Darbe sistemini şimdi de yüksek yargı kurumları işletiyor

Hükümet, yapısal düzenlemeleri geciktirmesi ve darbeci vesayet sistemine son verecek süreci ağırdan alması, statükonun işine geldi. Ergenekonla bağlantılı bir soruşturmayı yürüten Erzurum Özel Yetkili Cumhuriyet Savcısı Osman Şanal bir süre önce Jandarma Genel Komutanlığı tarafından Adalet Bakanlığı’na şikayet edilmişti. HSYK toplantısında Özel Yetkili Savcı Şanal’ın yetkilerinin kaldırılması vesayet sisteminin halen yüksek yargı kurumları tarafından devam ettirildiğini gösterdi. Savcı Şanal’ın yetkilerinin alınması Şemdinli Savcısı Ferhat Sarıkaya’nın ihraç kararı kadar vahim olarak nitelendiriliyor.
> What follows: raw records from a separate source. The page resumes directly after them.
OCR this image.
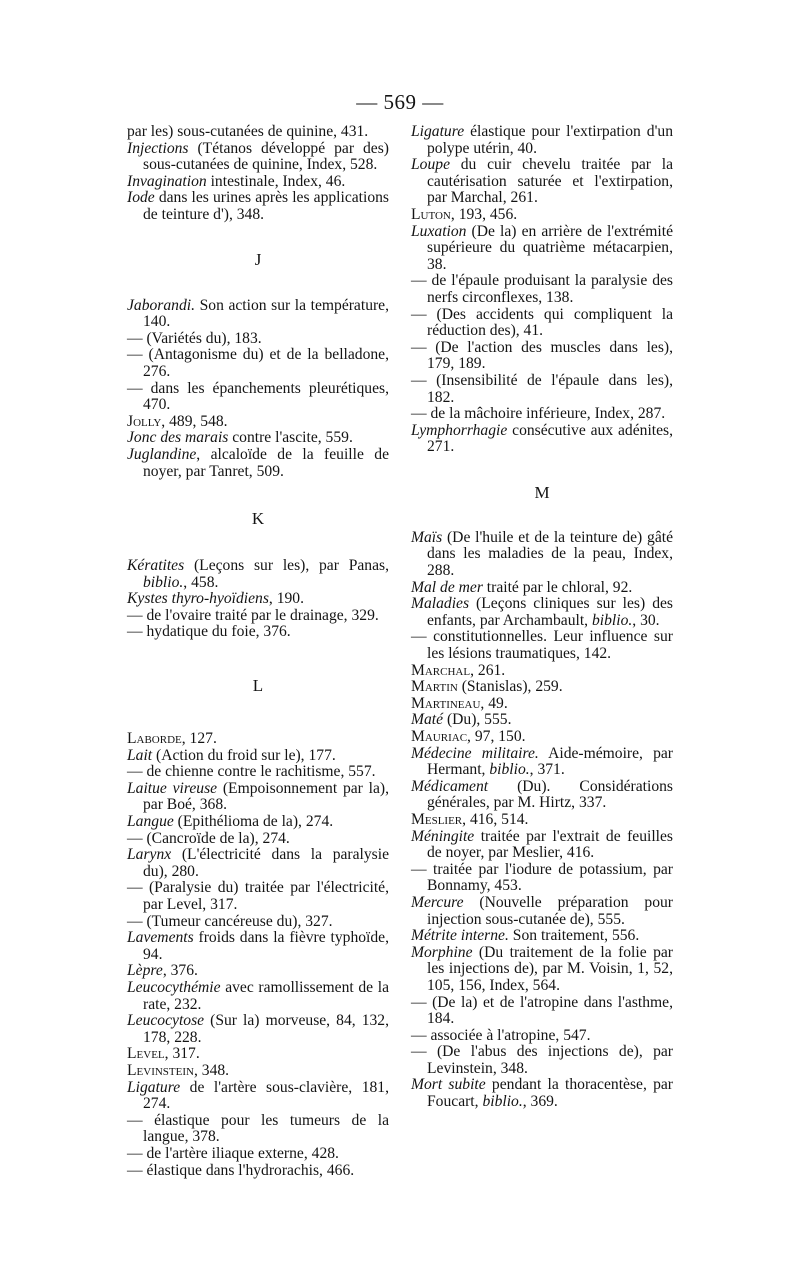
— 569 —

par les) sous-cutanées de quinine, 431.

Injections (Tétanos développé par des) sous-cutanées de quinine, Index, 528.

Invagination intestinale, Index, 46.

Iode dans les urines après les applications de teinture d'), 348.

J

Jaborandi. Son action sur la température, 140.

— (Variétés du), 183.

— (Antagonisme du) et de la belladone, 276.

— dans les épanchements pleurétiques, 470.

Jolly, 489, 548.

Jonc des marais contre l'ascite, 559.

Juglandine, alcaloïde de la feuille de noyer, par Tanret, 509.

K

Kératites (Leçons sur les), par Panas, biblio., 458.

Kystes thyro-hyoïdiens, 190.

— de l'ovaire traité par le drainage, 329.

— hydatique du foie, 376.

L

Laborde, 127.

Lait (Action du froid sur le), 177.

— de chienne contre le rachitisme, 557.

Laitue vireuse (Empoisonnement par la), par Boé, 368.

Langue (Epithélioma de la), 274.

— (Cancroïde de la), 274.

Larynx (L'électricité dans la paralysie du), 280.

— (Paralysie du) traitée par l'électricité, par Level, 317.

— (Tumeur cancéreuse du), 327.

Lavements froids dans la fièvre typhoïde, 94.

Lèpre, 376.

Leucocythémie avec ramollissement de la rate, 232.

Leucocytose (Sur la) morveuse, 84, 132, 178, 228.

Level, 317.

Levinstein, 348.

Ligature de l'artère sous-clavière, 181, 274.

— élastique pour les tumeurs de la langue, 378.

— de l'artère iliaque externe, 428.

— élastique dans l'hydrorachis, 466.

Ligature élastique pour l'extirpation d'un polype utérin, 40.

Loupe du cuir chevelu traitée par la cautérisation saturée et l'extirpation, par Marchal, 261.

Luton, 193, 456.

Luxation (De la) en arrière de l'extrémité supérieure du quatrième métacarpien, 38.

— de l'épaule produisant la paralysie des nerfs circonflexes, 138.

— (Des accidents qui compliquent la réduction des), 41.

— (De l'action des muscles dans les), 179, 189.

— (Insensibilité de l'épaule dans les), 182.

— de la mâchoire inférieure, Index, 287.

Lymphorrhagie consécutive aux adénites, 271.

M

Maïs (De l'huile et de la teinture de) gâté dans les maladies de la peau, Index, 288.

Mal de mer traité par le chloral, 92.

Maladies (Leçons cliniques sur les) des enfants, par Archambault, biblio., 30.

— constitutionnelles. Leur influence sur les lésions traumatiques, 142.

Marchal, 261.

Martin (Stanislas), 259.

Martineau, 49.

Maté (Du), 555.

Mauriac, 97, 150.

Médecine militaire. Aide-mémoire, par Hermant, biblio., 371.

Médicament (Du). Considérations générales, par M. Hirtz, 337.

Meslier, 416, 514.

Méningite traitée par l'extrait de feuilles de noyer, par Meslier, 416.

— traitée par l'iodure de potassium, par Bonnamy, 453.

Mercure (Nouvelle préparation pour injection sous-cutanée de), 555.

Métrite interne. Son traitement, 556.

Morphine (Du traitement de la folie par les injections de), par M. Voisin, 1, 52, 105, 156, Index, 564.

— (De la) et de l'atropine dans l'asthme, 184.

— associée à l'atropine, 547.

— (De l'abus des injections de), par Levinstein, 348.

Mort subite pendant la thoracentèse, par Foucart, biblio., 369.
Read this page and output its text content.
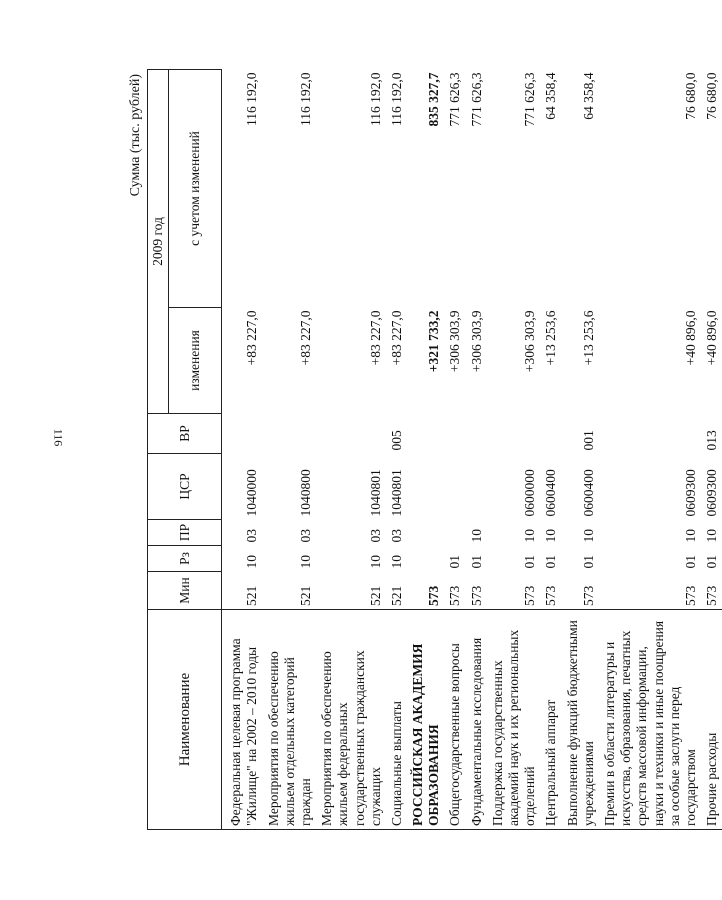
116
Сумма (тыс. рублей)
Наименование	Мин	Рз	ПР	ЦСР	ВР	2009 год	
						изменения	с учетом изменений
Федеральная целевая программа "Жилище" на 2002 – 2010 годы	521	10	03	1040000		+83 227,0	116 192,0
Мероприятия по обеспечению жильем отдельных категорий граждан	521	10	03	1040800		+83 227,0	116 192,0
Мероприятия по обеспечению жильем федеральных государственных гражданских служащих	521	10	03	1040801		+83 227,0	116 192,0
Социальные выплаты	521	10	03	1040801	005	+83 227,0	116 192,0
РОССИЙСКАЯ АКАДЕМИЯ ОБРАЗОВАНИЯ	573					+321 733,2	835 327,7
Общегосударственные вопросы	573	01				+306 303,9	771 626,3
Фундаментальные исследования	573	01	10			+306 303,9	771 626,3
Поддержка государственных академий наук и их региональных отделений	573	01	10	0600000		+306 303,9	771 626,3
Центральный аппарат	573	01	10	0600400		+13 253,6	64 358,4
Выполнение функций бюджетными учреждениями	573	01	10	0600400	001	+13 253,6	64 358,4
Премии в области литературы и искусства, образования, печатных средств массовой информации, науки и техники и иные поощрения за особые заслуги перед государством	573	01	10	0609300		+40 896,0	76 680,0
Прочие расходы	573	01	10	0609300	013	+40 896,0	76 680,0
HSYK aslında bir yargı kurumu değil, idari bir kurul. Fakat gerek atamalarda gerekse bu tür kritik durumlarda hayati kararlar alarak birçok davanın seyrini değiştirebiliyor. Daha önce Şemdinli İddianamesi’nde bazı gerçekleri gün yüzüne çıkardığı için dönemin komutanlarının tepkisini üzerine çeken Savcı Ferhat Sarıkaya’yı avukatlık dahi yapamayacak şekilde görevden men eden kurulun bu son kararı da Albay Dursun Çiçek İmzalı ‘’Demokrasiye Müdahale Planı Erzincan’da hayata geçirilmeye çalışılıyor” iddiasıyla başlatılan soruşturmaların gidişatına müdahale anlamı taşıyor.
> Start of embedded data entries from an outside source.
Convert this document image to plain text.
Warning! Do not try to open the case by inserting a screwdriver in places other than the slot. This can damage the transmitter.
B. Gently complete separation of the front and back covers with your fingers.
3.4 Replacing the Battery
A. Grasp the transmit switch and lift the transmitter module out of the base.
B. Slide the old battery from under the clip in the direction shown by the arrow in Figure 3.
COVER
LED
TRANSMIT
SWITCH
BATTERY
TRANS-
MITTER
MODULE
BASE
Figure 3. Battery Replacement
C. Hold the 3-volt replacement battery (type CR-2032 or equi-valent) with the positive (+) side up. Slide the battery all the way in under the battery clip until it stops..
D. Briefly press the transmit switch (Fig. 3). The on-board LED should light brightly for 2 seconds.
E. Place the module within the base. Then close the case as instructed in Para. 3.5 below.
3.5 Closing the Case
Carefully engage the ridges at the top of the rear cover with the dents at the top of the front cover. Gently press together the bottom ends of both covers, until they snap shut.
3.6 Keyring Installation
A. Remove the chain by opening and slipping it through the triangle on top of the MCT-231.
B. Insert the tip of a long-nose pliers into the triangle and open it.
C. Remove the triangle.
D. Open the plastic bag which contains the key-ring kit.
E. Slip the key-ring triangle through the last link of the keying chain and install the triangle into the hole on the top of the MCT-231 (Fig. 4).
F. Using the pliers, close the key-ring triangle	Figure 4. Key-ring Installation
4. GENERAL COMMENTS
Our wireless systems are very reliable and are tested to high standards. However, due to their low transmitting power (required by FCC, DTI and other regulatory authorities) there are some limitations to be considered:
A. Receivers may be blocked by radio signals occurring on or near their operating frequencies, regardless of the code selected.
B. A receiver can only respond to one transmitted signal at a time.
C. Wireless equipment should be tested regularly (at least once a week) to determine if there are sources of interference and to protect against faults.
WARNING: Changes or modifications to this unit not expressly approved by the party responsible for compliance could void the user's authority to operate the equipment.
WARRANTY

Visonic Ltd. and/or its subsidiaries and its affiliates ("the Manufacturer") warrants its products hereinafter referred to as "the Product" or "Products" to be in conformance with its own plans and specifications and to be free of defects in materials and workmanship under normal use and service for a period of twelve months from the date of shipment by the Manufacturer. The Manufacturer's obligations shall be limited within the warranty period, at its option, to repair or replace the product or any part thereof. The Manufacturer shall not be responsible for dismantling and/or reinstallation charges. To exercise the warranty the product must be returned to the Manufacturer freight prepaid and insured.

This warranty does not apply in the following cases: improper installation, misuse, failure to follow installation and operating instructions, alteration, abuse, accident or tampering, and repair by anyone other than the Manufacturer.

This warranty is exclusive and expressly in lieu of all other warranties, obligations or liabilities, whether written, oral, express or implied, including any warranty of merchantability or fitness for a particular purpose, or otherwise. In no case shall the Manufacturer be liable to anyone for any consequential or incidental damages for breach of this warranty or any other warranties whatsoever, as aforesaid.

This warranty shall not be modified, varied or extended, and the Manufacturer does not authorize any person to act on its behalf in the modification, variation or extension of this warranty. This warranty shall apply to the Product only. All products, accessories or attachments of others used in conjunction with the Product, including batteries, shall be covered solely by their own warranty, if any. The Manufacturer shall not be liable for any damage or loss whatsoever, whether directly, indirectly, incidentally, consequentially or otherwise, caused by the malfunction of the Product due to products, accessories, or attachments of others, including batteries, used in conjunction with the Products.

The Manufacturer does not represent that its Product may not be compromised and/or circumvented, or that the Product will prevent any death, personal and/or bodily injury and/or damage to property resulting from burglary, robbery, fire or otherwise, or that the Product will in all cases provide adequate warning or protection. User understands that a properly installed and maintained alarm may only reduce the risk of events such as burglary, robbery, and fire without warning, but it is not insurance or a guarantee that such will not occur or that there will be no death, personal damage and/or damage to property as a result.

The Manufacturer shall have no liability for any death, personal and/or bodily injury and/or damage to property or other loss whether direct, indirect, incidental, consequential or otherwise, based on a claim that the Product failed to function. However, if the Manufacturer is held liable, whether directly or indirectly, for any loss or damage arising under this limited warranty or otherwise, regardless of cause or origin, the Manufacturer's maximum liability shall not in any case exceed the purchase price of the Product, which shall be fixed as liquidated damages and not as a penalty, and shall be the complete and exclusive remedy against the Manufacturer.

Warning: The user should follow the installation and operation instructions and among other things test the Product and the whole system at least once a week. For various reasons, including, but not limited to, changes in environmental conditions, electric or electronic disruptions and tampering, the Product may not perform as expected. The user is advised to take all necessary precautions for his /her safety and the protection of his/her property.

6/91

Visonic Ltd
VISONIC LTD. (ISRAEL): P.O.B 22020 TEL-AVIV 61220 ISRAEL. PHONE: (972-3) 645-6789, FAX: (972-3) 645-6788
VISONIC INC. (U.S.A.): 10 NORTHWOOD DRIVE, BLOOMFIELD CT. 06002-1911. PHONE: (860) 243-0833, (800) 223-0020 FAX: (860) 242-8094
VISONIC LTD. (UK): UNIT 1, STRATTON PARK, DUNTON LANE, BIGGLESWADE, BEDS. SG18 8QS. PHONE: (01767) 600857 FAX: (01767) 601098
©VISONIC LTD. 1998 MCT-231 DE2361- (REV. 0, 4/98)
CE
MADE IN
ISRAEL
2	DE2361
Erzincan’da devam eden Ergenekon soruşturmasımda Jandarma Alay Komutanı Albay Recep Gençoğlu, MİT Şube Müdürü Ş.D. ile iki MİT görevlisinin tutuklanmış, 3. Ordu Komutanı Orgeneral Saldıray Berk de ifadeye çağrılmıştı. Son olarak da  Erzurum Özel Yetkili Cumhuriyet Savcısı Osman Şanal’ın talimatı ve katılımıyla yapılan aramadan sonra Erzincan Cumhuriyet Başsavcısı İlhan Cihaner “Ergenekon terör örgütü üyesi olmak” iddiasıyla göz altına alınmıştı.

Yargıtay Başsavcılığı da harekete geçti!

HSYK’yla birlikte diğer bir hareketlilik de Yargıtay Başsavcılığı’nda yaşanıyor. Başsavcılık, Habur, Erzincan ve Erzurum’daki yargılamaların adli yargı çevrelerini yıprattığı ve yargıya olan güveni sarstığı iddiasıyla adli tahkikatların incelemeye alındığını belirtti.

Üst üste yaşanan bu gelişmeler, statükonun darbeciliği koruma ve kollama adına bir kez daha yargı kurumlarını güçlü şekilde sahaya sürdüğünü gösteriyor. Hukuk sistemine duyulan güvenin hızla azalmasında da bu gerçeğin büyük payı var.